From 2019-2021, I was fascinated with neural network architectures. I think a lot of researchers in the field were at the time. The transformer paper had been out for a little while and it was starting to sink in how transformational it was going to be. The general question in the air was: what other simple tweaks can we make to greatly improve performance?
As time has passed, I’ve internally converged on the understanding that there are only a few types of architectural tweaks that actually meaningfully impact performance across model scales. These tweaks seem to fall into one of two categories: modifications that improve numerical stability during training, and modifications that enhance the expressiveness of a model in learnable ways.
Improving numerical stability is a bit of a black art. I’m not an expert but those that are remind me of the RF engineers I worked with in my first job. Things that fit into this category would include where and how to normalize activations, weight initialization and smoothed non-linearities. I’d love to talk more about this someday.
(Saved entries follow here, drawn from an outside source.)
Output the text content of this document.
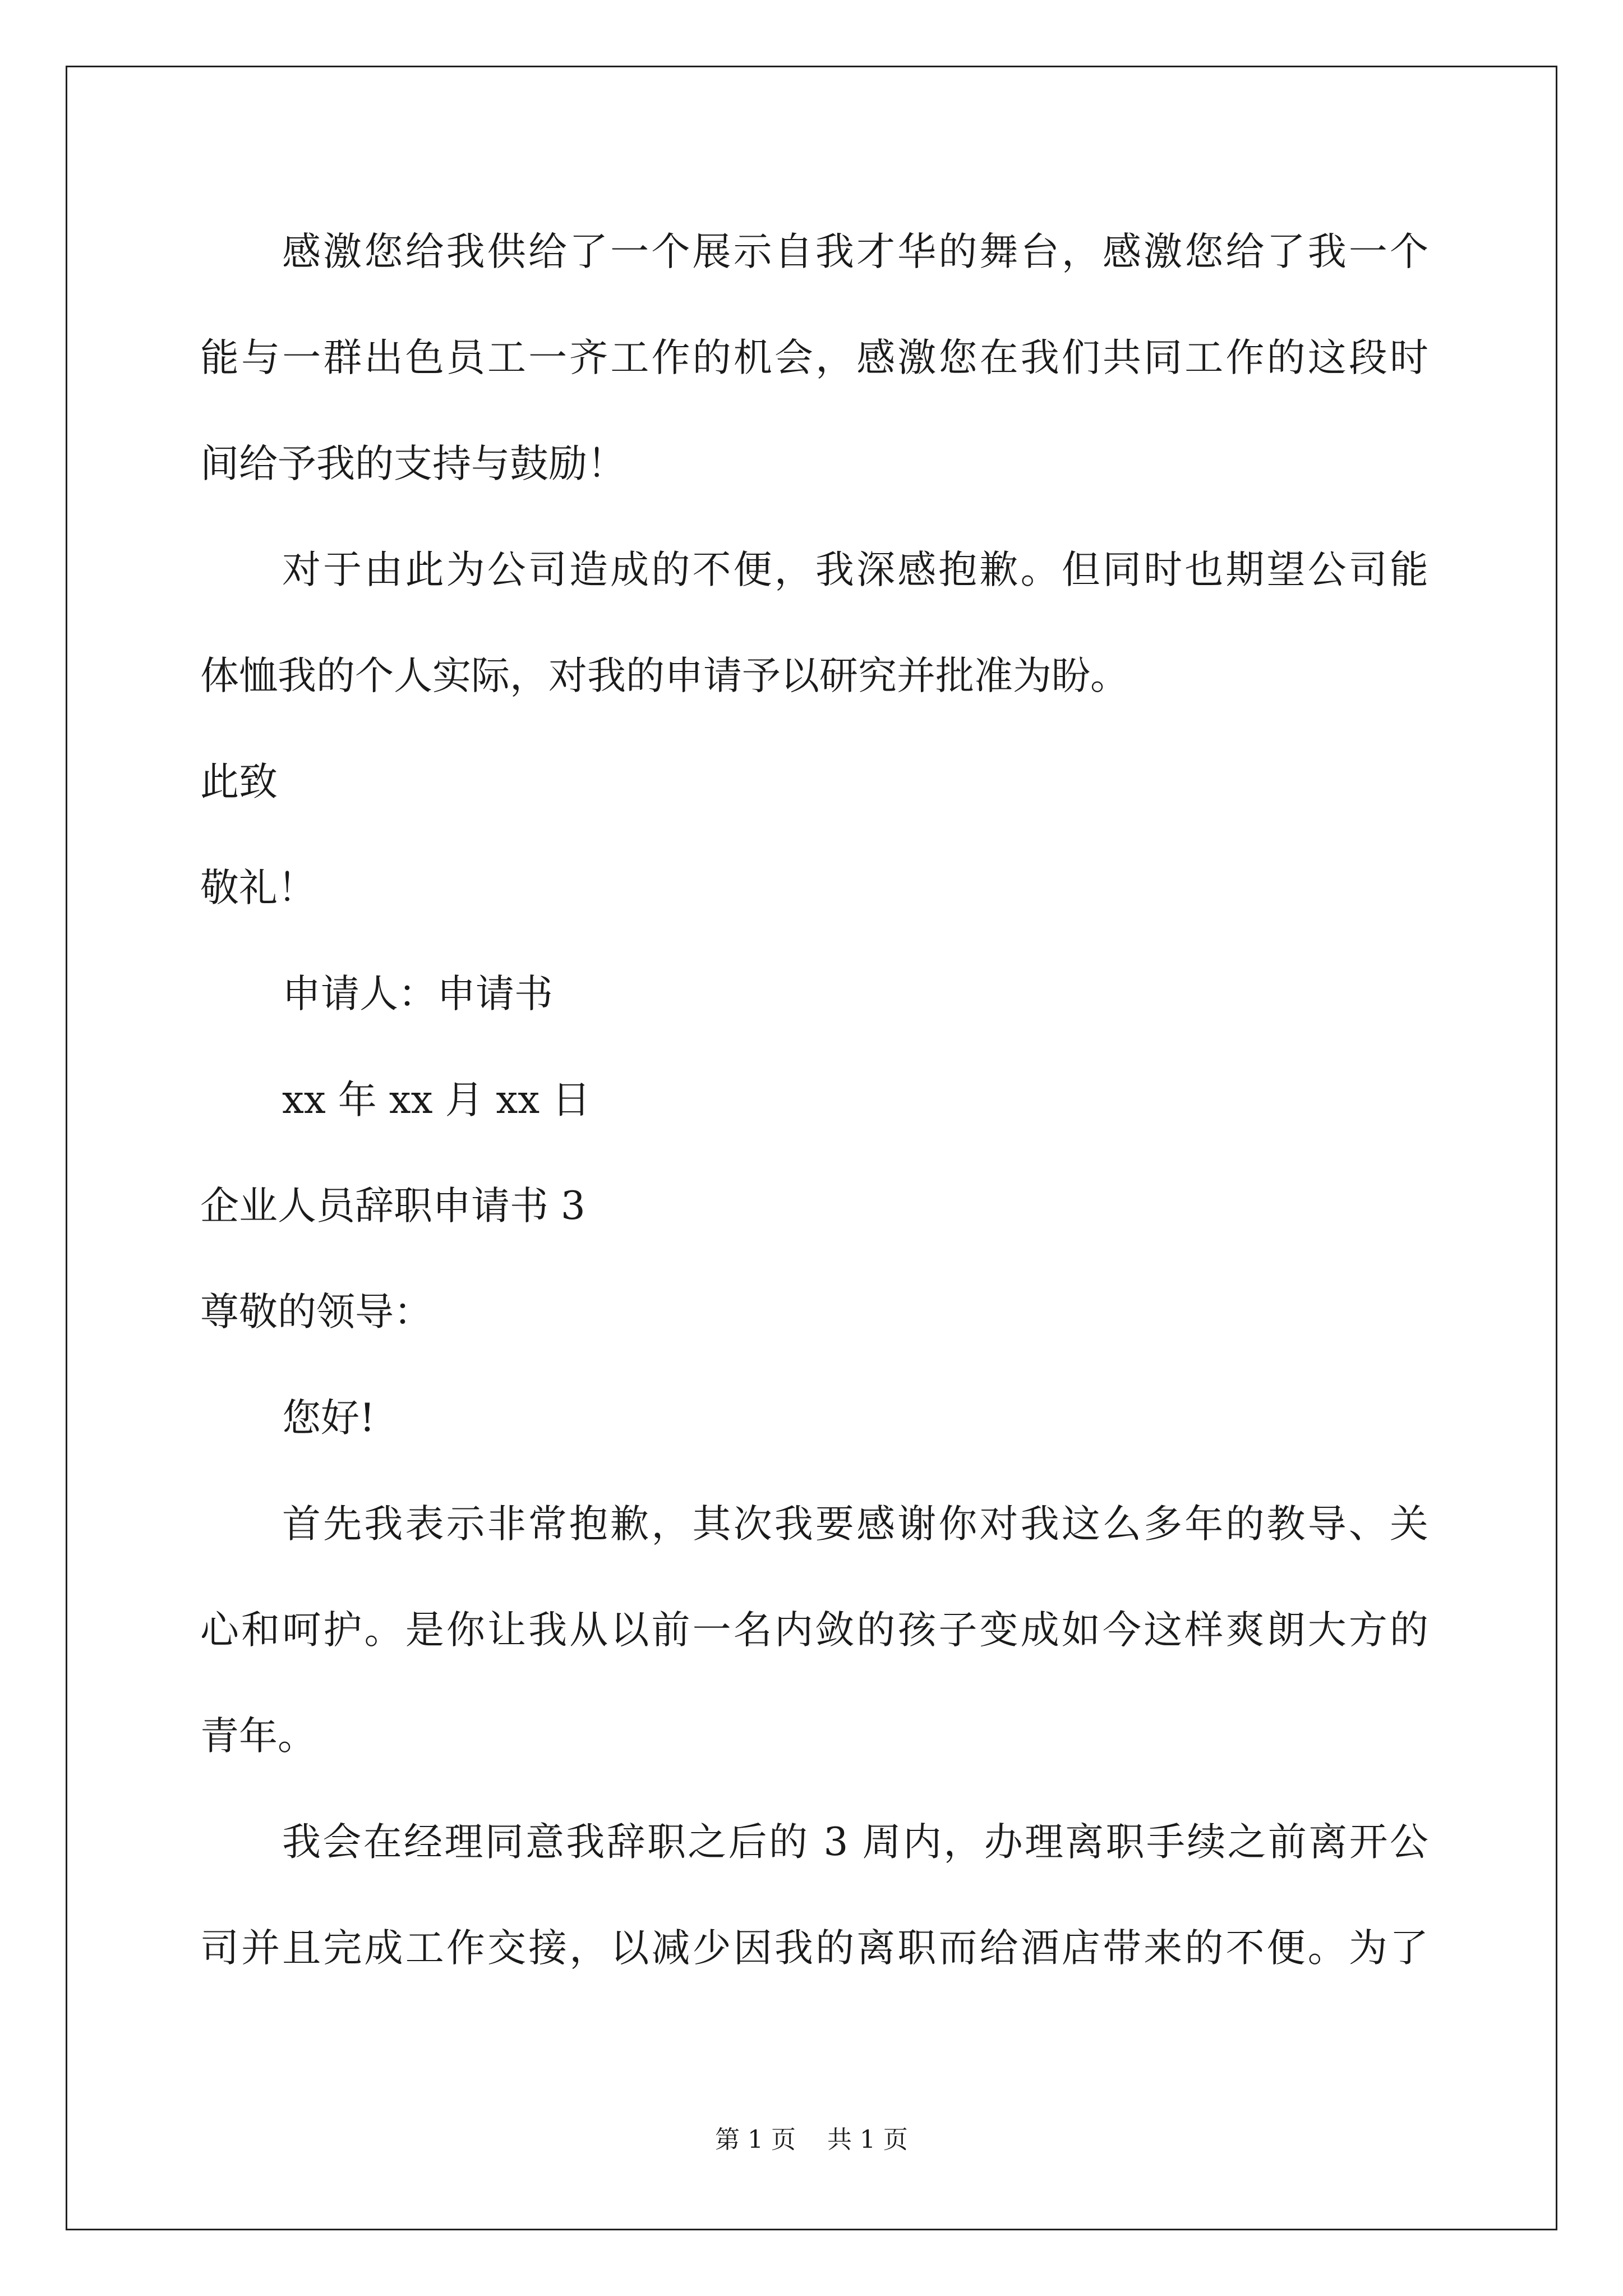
感激您给我供给了一个展示自我才华的舞台，感激您给了我一个
能与一群出色员工一齐工作的机会，感激您在我们共同工作的这段时
间给予我的支持与鼓励！
对于由此为公司造成的不便，我深感抱歉。但同时也期望公司能
体恤我的个人实际，对我的申请予以研究并批准为盼。
此致
敬礼！
申请人：申请书
xx 年 xx 月 xx 日
企业人员辞职申请书 3
尊敬的领导：
您好!
首先我表示非常抱歉，其次我要感谢你对我这么多年的教导、关
心和呵护。是你让我从以前一名内敛的孩子变成如今这样爽朗大方的
青年。
我会在经理同意我辞职之后的 3 周内，办理离职手续之前离开公
司并且完成工作交接，以减少因我的离职而给酒店带来的不便。为了
第 1 页    共 1 页
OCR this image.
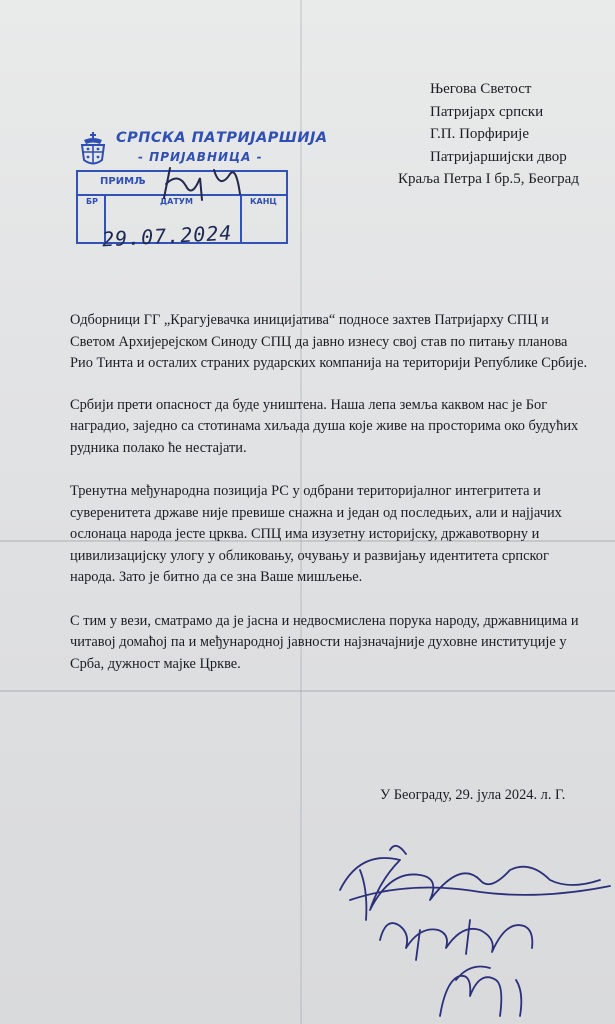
Његова Светост
Патријарх српски
Г.П. Порфирије
Патријаршијски двор
Краља Петра I бр.5, Београд
СРПСКА ПАТРИЈАРШИЈА
- ПРИЈАВНИЦА -
ПРИМЉ
БР	ДАТУМ	КАНЦ
29.07.2024

Одборници ГГ „Крагујевачка иницијатива“ подносе захтев Патријарху СПЦ и Светом Архијерејском Синоду СПЦ да јавно изнесу свој став по питању планова Рио Тинта и осталих страних рударских компанија на територији Републике Србије.

Србији прети опасност да буде уништена. Наша лепа земља каквом нас је Бог наградио, заједно са стотинама хиљада душа које живе на просторима око будућих рудника полако ће нестајати.

Тренутна међународна позиција РС у одбрани територијалног интегритета и суверенитета државе није превише снажна и један од последњих, али и најјачих ослонаца народа јесте црква. СПЦ има изузетну историјску, државотворну и цивилизацијску улогу у обликовању, очувању и развијању идентитета српског народа. Зато је битно да се зна Ваше мишљење.

С тим у вези, сматрамо да је јасна и недвосмислена порука народу, државницима и читавој домаћој па и међународној јавности најзначајније духовне институције у Срба, дужност мајке Цркве.

У Београду, 29. јула 2024. л. Г.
I wanted to talk about learnable expressiveness in this post. The core idea here is to build structured representations of your data, and let those structures interact in learnable ways. Let’s start by looking at different ways this currently can happen:
MLPs are the most basic building block of a neural network and provide the foundation of interacting structures: they allow all of the elements of a vector to interact with each other through the weights of the neural network.
Attention builds another layer: rather than considering just a single vector interacting with weights, we consider a set of vectors. Through the attention layer, elements from this set can interact with each other.
Mixture of Experts adds yet another layer: Rather than considering vectors interacting with a fixed set of weights, we now dynamically select the weights to use for other operations based on the values within the vector (and some more weights!)
Hopefully you’re seeing the pattern here: in each of the above cases, we add an axis by which our activations can affect the end result of the computation performed by our neural network. I have no empirical proof for this, but what I think is actually happening here is that as you add these nested structures into the computational graph, you are adding ways for the network to learn in stages.
Why is important to learn in stages? Because we train our neural networks in a really, really dumb way: we optimize the entire parameter space from the beginning of training. This means all of the parameters fight from the very beginning to optimize really simple patterns of the data distribution. 7 Billion parameters learning that “park” and “frisbee” are common words to find around “dog”.
The neat thing about these learned structures is that they’re practically useless in the early training regime. Attention cannot be meaningfully learned while the network is still learning “black” from “white”. Same with MoE: expert routing amounts to random chance when the network activations are akin to random noise. As training progresses, these mechanisms come “online”, though: providing meaningful value just when you need a boost in capacity to learn a more complex layer of the data distribution.
Anyhow, regardless of whether or not my philosophical waxing is correct, learnable structures are probably the most fascinating research direction I can think of in architecture right now. My hunch is that there are additional structures that we can bolt onto our neural networks for another meaningful increase in performance. The main thing to pay attention to is that you are not just re-inventing a type of learned structure that already exists. Like Mamba. 🙂
One idea along this vein that I had explored before joining OpenAI:
StyleGAN is an image generation model with exceptional fidelity and speed. The catch is that it is an extremely narrow learning framework: It only works when you heavily regularize the dataset you train it on. For example, only photos of center-cropped faces, or specific types of churches. If you attempt to train it on something like LAION quality drops off as you lose the ability to model the data distribution: it’s just too wide to fit in the parameter space. But here’s the thing: you can think of most images as being made up of several modal components. Maybe a persons face here, a hand there, a tree in the background. It seems to me that an optimal way to get high generation performance and fidelity would be to train StyleGAN-like things separately from an image “composer” that learns to place the correct StyleGAN over the correct places in an image to decode. A “mixture of StyleGANs” if you will.
As a final note: I don’t want to claim the above is novel or anything, just a good idea. I think one of my favorite early applications of this general idea is using StyleGAN to fix StableDiffusion faces, like this. I want to try something like this learned end to end someday!